Alexandra Pettifer, better known as Tiggy Legge-Bourke, appeared at the High Court in London for a public apology from the broadcaster over “fabricated” allegations she had had an affair with the Prince of Wales while working as Charles’ personal assistant.

Her solicitor Louise Prince told the court that the allegations caused “serious personal consequences for all concerned”.

The court was also told Ms Legge-Bourke was falsely accused of becoming pregnant with Charles’ baby and having an abortion.

Alexandra Pettifer, better known as Tiggy Legge-Bourke
Alexandra Pettifer, better known as Tiggy Legge-Bourke
Alexandra Pettifer, better known as Tiggy Legge-Bourke, outside the High Court
Alexandra Pettifer, better known as Tiggy Legge-Bourke, outside the High Court

Ms Prince said that Ms Legge-Bourke had not known the source of the allegations over the last 25 years, but that it was now likely that the “false and malicious allegations arose as a result and in the context of BBC Panorama’s efforts to procure an exclusive interview with Diana, Princess of Wales”.

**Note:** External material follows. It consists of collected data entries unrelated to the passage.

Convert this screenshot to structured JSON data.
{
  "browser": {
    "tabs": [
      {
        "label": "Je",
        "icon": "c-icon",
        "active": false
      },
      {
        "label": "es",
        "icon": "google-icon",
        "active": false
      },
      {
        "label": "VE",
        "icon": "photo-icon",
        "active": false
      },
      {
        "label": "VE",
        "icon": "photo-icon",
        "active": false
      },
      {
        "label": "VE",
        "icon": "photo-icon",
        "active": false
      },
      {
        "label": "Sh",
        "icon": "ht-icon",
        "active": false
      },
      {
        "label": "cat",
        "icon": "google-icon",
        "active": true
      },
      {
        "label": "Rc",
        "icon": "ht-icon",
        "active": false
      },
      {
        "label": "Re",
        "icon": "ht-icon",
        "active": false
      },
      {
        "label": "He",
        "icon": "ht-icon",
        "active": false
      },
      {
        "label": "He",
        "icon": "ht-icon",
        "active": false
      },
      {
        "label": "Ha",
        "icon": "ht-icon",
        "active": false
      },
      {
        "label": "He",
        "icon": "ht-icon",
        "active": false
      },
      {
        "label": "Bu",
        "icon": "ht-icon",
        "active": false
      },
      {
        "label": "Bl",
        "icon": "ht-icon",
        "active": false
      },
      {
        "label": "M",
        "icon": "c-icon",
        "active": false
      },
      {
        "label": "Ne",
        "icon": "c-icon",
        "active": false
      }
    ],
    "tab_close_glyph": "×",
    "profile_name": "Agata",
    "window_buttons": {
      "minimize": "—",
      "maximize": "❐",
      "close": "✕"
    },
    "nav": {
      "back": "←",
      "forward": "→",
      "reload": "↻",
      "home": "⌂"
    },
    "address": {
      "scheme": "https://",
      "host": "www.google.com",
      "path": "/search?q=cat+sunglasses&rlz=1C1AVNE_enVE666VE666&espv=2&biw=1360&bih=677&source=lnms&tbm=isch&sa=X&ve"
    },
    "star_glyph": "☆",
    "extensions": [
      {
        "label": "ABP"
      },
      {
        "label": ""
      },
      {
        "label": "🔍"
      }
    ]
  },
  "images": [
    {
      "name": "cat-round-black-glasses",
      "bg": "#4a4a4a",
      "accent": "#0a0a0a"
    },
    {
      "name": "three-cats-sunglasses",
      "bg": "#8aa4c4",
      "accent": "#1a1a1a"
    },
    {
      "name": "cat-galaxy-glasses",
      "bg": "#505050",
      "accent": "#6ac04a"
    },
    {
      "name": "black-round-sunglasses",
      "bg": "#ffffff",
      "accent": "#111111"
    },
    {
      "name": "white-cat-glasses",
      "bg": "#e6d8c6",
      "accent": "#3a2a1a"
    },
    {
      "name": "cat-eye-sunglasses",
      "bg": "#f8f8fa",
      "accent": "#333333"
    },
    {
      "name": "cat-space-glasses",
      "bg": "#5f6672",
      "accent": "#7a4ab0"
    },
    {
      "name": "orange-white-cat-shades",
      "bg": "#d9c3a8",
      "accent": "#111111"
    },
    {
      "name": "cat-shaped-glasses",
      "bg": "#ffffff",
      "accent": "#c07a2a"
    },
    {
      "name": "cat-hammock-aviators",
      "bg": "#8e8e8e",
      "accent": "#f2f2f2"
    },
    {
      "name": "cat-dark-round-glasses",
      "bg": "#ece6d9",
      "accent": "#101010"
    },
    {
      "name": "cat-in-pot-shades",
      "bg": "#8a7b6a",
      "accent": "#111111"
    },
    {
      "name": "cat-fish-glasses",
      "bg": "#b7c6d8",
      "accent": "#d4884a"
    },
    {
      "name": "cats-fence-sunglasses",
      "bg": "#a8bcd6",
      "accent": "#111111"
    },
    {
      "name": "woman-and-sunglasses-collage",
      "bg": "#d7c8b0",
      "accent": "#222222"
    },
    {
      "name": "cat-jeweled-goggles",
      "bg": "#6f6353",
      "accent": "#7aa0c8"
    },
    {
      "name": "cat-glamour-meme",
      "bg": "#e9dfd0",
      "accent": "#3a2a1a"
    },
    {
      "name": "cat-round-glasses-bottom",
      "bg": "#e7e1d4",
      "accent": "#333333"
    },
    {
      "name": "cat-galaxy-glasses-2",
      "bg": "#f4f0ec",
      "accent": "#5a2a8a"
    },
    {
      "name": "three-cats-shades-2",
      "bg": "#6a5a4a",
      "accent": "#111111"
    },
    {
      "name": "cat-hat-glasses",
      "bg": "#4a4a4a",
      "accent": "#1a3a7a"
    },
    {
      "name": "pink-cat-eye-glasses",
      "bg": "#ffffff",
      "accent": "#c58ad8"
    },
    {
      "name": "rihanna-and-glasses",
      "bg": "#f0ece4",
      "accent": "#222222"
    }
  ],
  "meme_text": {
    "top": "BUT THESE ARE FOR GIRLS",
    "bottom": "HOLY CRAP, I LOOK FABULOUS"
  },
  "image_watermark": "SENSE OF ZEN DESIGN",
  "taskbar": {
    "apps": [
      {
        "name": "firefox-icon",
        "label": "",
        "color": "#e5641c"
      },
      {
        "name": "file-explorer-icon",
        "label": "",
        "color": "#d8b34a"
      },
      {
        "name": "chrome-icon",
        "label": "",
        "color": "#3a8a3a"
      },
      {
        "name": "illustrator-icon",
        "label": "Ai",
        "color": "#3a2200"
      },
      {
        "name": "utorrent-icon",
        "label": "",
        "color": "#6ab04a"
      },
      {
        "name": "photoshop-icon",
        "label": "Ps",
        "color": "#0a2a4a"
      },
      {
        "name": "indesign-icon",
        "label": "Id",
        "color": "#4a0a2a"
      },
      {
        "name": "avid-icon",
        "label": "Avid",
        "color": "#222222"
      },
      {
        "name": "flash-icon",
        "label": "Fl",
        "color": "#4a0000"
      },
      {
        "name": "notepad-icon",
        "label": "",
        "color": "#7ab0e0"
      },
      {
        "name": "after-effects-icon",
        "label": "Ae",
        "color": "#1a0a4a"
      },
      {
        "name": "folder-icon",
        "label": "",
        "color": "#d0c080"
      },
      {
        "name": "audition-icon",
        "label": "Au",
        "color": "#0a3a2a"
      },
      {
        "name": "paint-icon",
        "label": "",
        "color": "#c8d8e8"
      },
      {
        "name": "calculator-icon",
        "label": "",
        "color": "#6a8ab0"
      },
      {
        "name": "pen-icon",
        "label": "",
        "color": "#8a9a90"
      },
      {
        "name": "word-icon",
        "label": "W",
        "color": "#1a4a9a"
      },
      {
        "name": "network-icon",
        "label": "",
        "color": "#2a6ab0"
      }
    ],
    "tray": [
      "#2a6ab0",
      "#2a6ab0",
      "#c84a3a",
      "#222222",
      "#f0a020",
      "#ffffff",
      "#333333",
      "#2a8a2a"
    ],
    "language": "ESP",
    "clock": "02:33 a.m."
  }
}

The court was told that the Dyson Investigation, commissioned by the broadcaster, had “shed some light” on how the interview had been secured.

The solicitor said that the “totally unfounded” allegations “appeared to exploit some prior false speculation in the media” about Ms Legge-Bourke and Charles.

“After Diana, Princess of Wales, became aware of the allegations in late 1995, she became upset with the claimant without apparent justification,” she added.

Ms Prince said Ms Legge-Bourke “holds the BBC liable for the serious impact the false and malicious allegations have had.

“Had the BBC not fallen short, the claimant and her family could have been spared 25 years of lies, suspicion and upset.”